Define further \(\widetilde{N} = \lfloor N\gamma \rfloor \) and \(z(N) = N\gamma -\widetilde{ N}\) . The equilibria are of the form

  • Either \((\widetilde{N},\widetilde{N})\) , \((\widetilde{N} + 1,\widetilde{N})\) , \((\widetilde{N},\widetilde{N} + 1)\) if N is such that z(N) = α (mode 3-A in Fig.  2)

    Fig. 2
    figure 2

    Different modes according to different values of N

    Full size image

  • Or \((\widetilde{N} + 1,\widetilde{N} + 1)\) , \((\widetilde{N} + 1,\widetilde{N})\) , \((\widetilde{N},\widetilde{N} + 1)\) if N is such that z(N) = β (mode 3-B)

  • Or \((\widetilde{N},\widetilde{N} + 1)\) , \((\widetilde{N} + 1,\widetilde{N})\) if N is such that α < z(N) < β (mode 2)

  • Or \((\widetilde{N},\widetilde{N})\) if N is such that β < z(N) < α + 1 (mode 1).

The proof is given in the Arxiv version [7], as well as an illustrative example.

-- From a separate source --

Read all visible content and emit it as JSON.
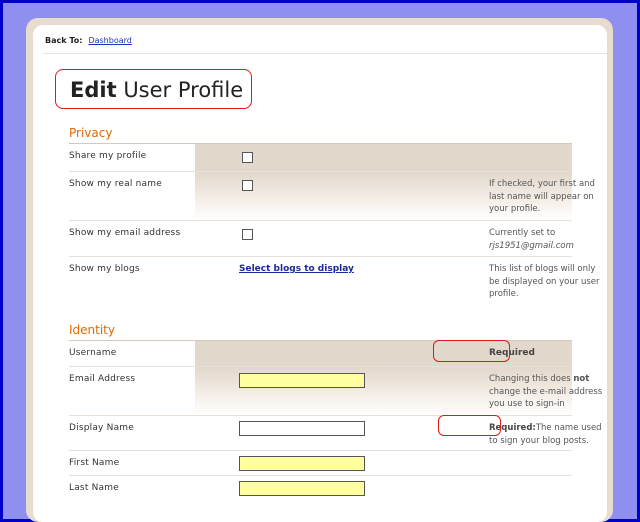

4.6 Limit Case: Perfectly Splitable Sessions

We focus here in the limit case where N → +.

Theorem 10

There exists a unique Nash equilibrium and it is such that

$$\displaystyle{f_{BAC}^{{\ast}} = f_{ ABC}^{{\ast}} = \frac{b} {3a + 2b}.}$$

Recall that the optimum sum (social optimum) is given by (0, 0) and that the worse case is given by (1, 1). Hence, regardless of the values of a and b, at the limit case, we observe that there is a unique Nash equilibrium, that is symmetrical, and is neither optimal (as opposed to F3 ), nor the worst case scenario. The price of anarchy is then:

$$\displaystyle{PoA = PoS = \frac{2b + 2f_{ABC}^{{\ast}^{2} }a} {2b} = 1 + \frac{ab} {(3a + 2b)^{2}}.}$$

5 Conclusions

We revisited in this paper a load balancing problem within a non-cooperative routing game framework. This model had already received much attention in the past within some classical frameworks (the Wardrop equilibrium analysis and the atomic splitable routing game framework). We studied this game under other frameworks - the non splitable atomic game (known as congestion game) as well as a the semi-splitable framework. We have identified many surprising features of equilibria in both frameworks. We showed that unlike the previously studied frameworks, there is no uniqueness of equilibrium, and non-symmetric equilibria may appear (depending on the parameters). For each of the frameworks we identified the different equilibria and provided some of their properties. We also provided an efficiency analysis in terms of price of anarchy and price of stability. In the future we plan to investigate more general cost structures and topologies.